Ses plus anciens et plus profonds démons refont surface. Elle la sent comme la dernière fois. Elle ne comprend pas pourquoi. Elle n'a rien pris depuis trois jours. Elena ne veut pas qu'elle vienne. Elle ne veut pas dire certaine chose devant Jo. Elle n'est pas prête à assumer certaines choses.

Elena veut rester dans le déni. C'est bien plus sécurisant, n'est-ce pas ? Et puis comme dirait Damon, les règles sont faites pour être transgresser. Les prophéties ont été surement donc écrites pour pouvoir changer le destin. Ouais, Elena laisse quelques larmes couler, renifle. Ils l'ont déjà fait.

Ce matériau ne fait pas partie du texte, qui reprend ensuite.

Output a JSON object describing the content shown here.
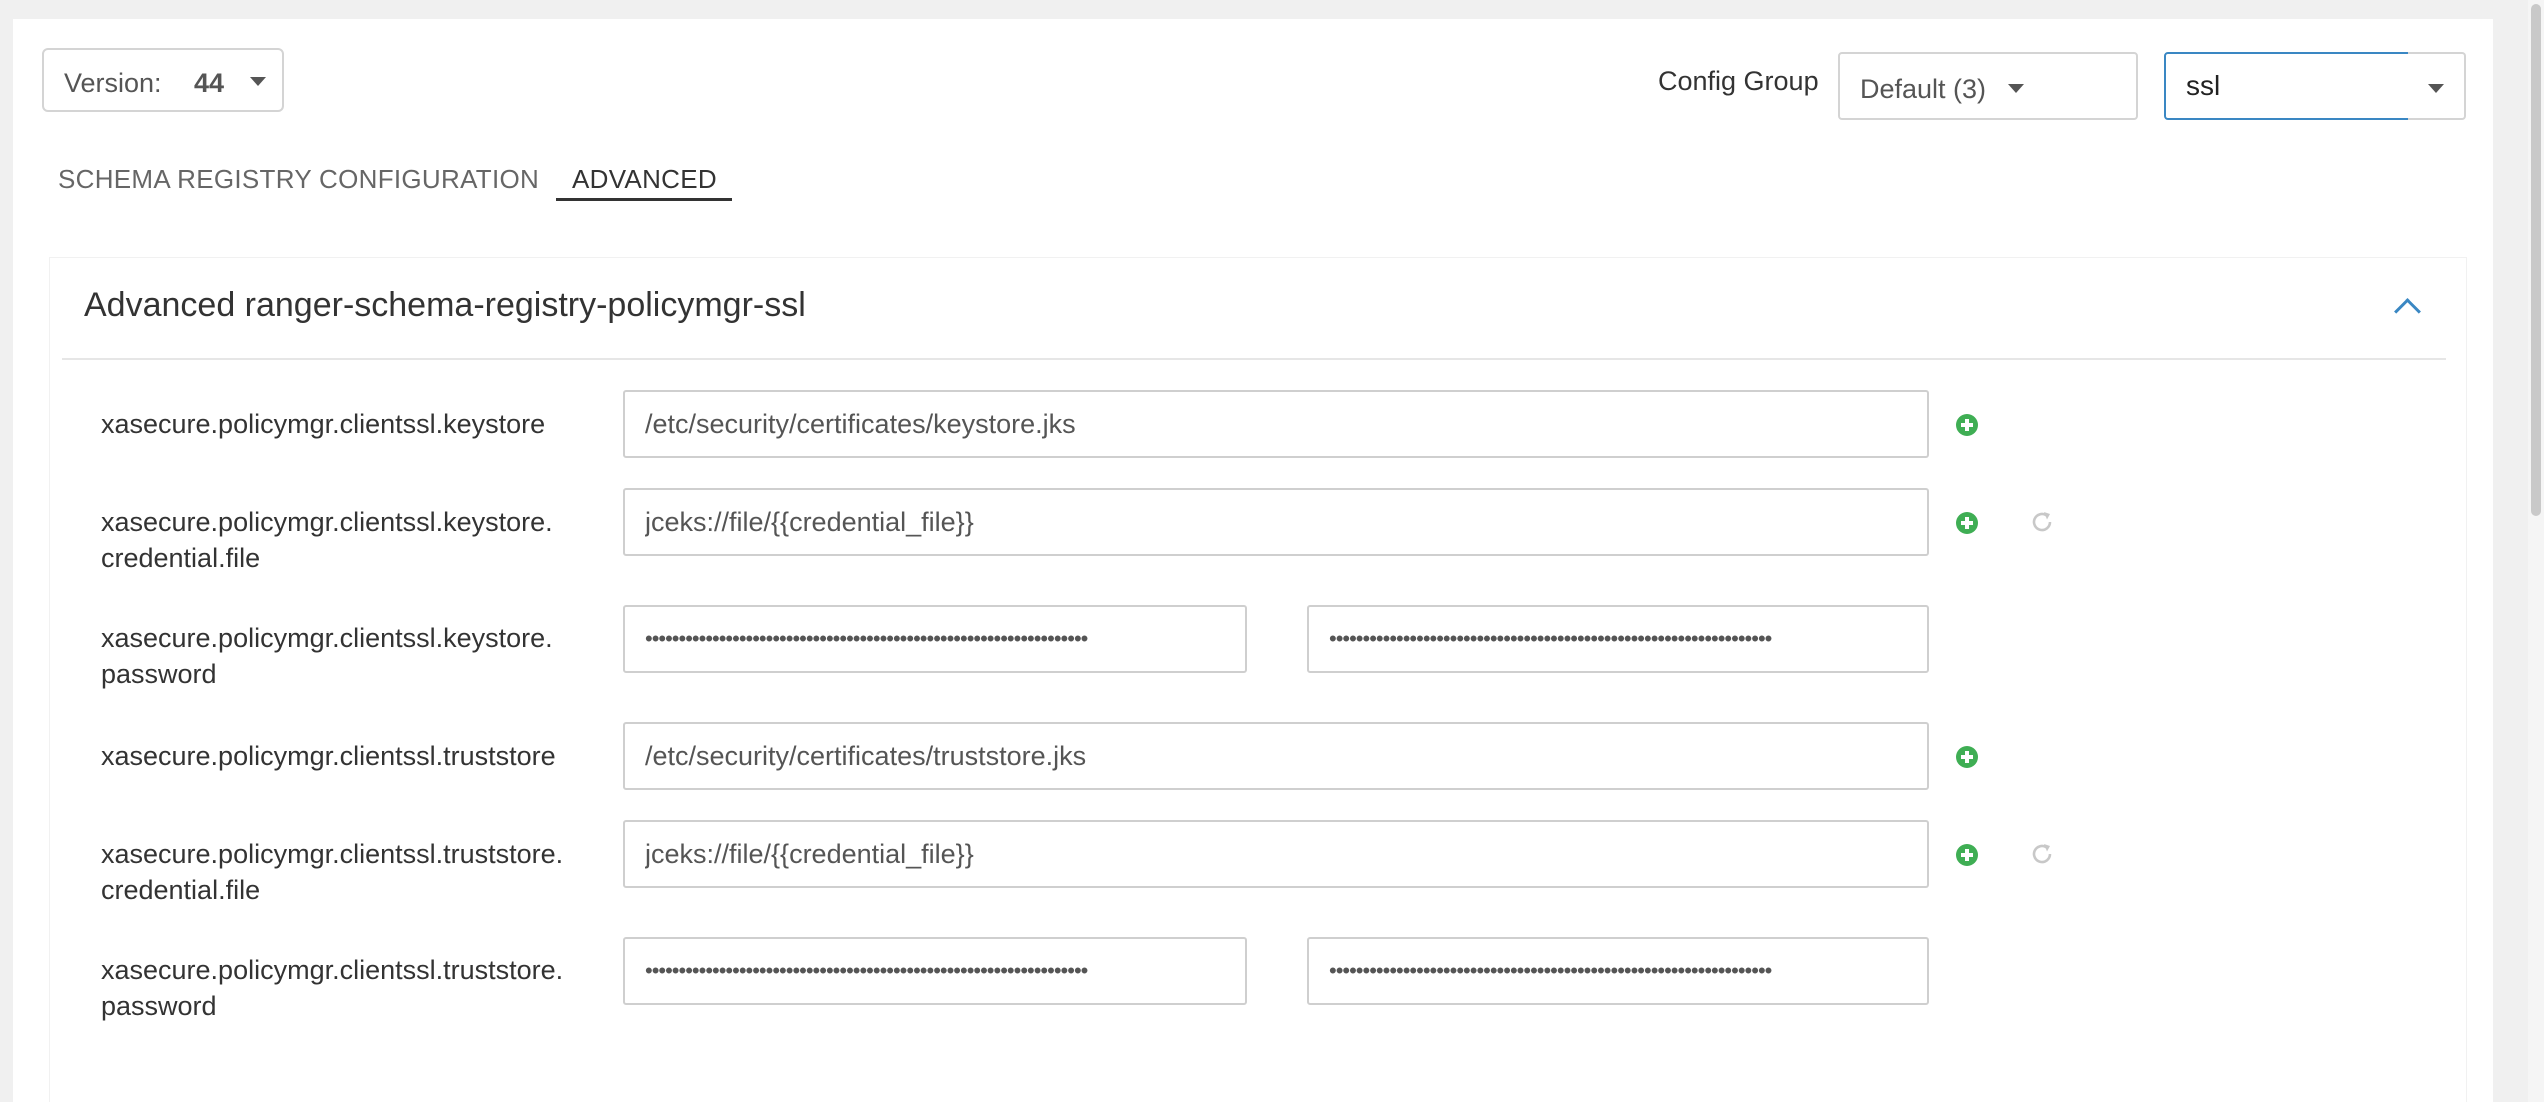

-Hé ! Elena entend Josette attirer son attention. Expire, d'accord. Essaye de reprendre ta respiration. Au bout de quelques minutes où son corps ne tremble presque plus, Josette lui dit avec regret. J'aurais dû t'écouter. Tu n'étais pas prête à apprendre quoique ce soit sur la prophétie et quel impacte elle aurait sur toi. J'ai été stupide ! Jo frotte ces propres joues rougies plusieurs fois. Tu avais tellement de projets et rien de tout cela n'est réalisable. Lena. Jo se lève et réessaye de la toucher, mais Elena l'évite. Elena, s'il te plait. Elle veut attraper son poignet, Elena recule brusquement et méchamment.

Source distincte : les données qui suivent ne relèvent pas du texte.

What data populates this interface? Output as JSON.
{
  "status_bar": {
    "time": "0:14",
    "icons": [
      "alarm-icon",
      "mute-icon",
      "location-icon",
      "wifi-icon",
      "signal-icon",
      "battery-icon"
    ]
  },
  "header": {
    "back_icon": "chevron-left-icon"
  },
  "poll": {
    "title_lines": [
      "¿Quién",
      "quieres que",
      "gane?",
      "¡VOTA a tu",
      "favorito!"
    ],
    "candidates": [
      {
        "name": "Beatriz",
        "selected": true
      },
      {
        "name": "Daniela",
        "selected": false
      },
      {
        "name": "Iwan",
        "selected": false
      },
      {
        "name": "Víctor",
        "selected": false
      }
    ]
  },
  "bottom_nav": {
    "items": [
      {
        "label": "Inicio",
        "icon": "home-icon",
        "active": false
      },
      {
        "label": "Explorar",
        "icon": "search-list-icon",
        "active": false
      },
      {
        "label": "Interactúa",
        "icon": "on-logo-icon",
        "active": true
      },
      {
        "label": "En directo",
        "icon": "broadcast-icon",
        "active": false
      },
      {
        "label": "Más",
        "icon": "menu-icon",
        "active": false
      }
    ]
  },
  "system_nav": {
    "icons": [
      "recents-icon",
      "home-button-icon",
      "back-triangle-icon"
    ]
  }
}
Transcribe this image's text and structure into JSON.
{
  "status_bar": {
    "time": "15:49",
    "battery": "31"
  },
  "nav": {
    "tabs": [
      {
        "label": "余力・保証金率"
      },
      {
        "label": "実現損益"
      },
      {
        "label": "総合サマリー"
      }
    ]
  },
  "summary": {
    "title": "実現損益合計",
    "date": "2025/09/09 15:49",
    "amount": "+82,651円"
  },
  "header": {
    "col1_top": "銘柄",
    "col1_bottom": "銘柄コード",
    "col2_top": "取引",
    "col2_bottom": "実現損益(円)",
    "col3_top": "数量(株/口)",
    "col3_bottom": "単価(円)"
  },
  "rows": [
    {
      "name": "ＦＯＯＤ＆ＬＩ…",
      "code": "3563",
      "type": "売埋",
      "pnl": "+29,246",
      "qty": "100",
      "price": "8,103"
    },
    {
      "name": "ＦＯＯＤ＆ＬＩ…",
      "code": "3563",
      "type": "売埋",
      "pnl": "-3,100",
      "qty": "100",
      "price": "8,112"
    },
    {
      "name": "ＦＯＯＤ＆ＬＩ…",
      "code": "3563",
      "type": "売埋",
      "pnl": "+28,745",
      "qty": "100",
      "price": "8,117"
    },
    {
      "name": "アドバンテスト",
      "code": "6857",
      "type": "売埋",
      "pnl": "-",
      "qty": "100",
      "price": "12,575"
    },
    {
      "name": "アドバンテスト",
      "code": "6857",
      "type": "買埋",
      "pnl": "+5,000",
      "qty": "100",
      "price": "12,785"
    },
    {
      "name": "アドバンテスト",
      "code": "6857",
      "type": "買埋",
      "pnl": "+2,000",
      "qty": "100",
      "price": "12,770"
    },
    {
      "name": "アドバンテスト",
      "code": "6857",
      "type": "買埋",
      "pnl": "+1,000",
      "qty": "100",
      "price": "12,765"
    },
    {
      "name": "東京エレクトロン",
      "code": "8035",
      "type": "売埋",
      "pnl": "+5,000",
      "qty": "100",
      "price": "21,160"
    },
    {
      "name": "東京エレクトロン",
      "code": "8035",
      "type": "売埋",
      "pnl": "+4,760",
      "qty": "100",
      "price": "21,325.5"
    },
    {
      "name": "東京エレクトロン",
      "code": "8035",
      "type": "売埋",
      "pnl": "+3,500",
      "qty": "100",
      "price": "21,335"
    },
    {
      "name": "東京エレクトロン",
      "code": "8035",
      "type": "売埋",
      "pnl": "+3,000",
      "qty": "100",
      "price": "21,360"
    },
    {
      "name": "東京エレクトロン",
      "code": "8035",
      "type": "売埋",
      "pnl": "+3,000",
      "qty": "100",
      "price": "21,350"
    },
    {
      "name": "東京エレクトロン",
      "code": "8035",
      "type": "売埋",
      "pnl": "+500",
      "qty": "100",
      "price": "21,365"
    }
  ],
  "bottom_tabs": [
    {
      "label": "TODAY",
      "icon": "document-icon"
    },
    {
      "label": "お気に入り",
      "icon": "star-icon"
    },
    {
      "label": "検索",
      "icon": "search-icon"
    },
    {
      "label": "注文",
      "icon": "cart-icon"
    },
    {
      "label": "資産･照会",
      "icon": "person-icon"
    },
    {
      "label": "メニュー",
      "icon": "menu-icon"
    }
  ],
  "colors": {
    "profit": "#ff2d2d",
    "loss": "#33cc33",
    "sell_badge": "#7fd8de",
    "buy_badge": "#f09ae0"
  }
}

-Ok ! Jo replace ces mains le long de son corps puis expire. Je te demande juste de m'écouter. Mais, elle ne peut pas entendre plus. C'est au-dessus de ses forces et ce même si, elle est consciente que Jo fait la bonne chose. Celle qui elle est, refuse d'être contente que Jo est allée à l'encontre de son choix. Non, elle veut hurler pour qu'on la laisse en paix et être heureuse. Pourtant ses lèvres bougent toutes seules, même ses autres membres.

-Non répond-elle en essuyant son nez avec son poignet. Je devais l'entendre. Ça me réconforte un peu de savoir que Damon n'est pas responsable de ma vie merdique.

Une nouvelle vague de larmes lui monte aux yeux au même moment qu'une crise de rire.

-Non-Non, je dis n'importe quoi, explose-t-elle en essayant de reprendre le contrôle, en vain. Combien même il n'est pas le seul à avoir déchirer mon avenir brillant, il a été néfaste pour mon équilibre.

Jo fronce les sourcils.

-Tu te demandes, pourquoi Jo. Eh bien, il est la raison pour laquelle j'étais sur cette route. Je n'aurais jamais dû revenir à Mystic-Falls, découvrir qu'il avait vraiment tourner la page en s'installant avec ma meilleure amie sorcière. Qui sait si j'aurais gagné du temps juste pour avoir un enfant, porter mon enfant ! Je suis putain en colère d'avoir gaspiller mon temps, ma vie humaine pour quelqu'un avec qui je n'étais pas destiner à être. Elena se lève en faisant un bon en avant et expulse en hurlant : NON !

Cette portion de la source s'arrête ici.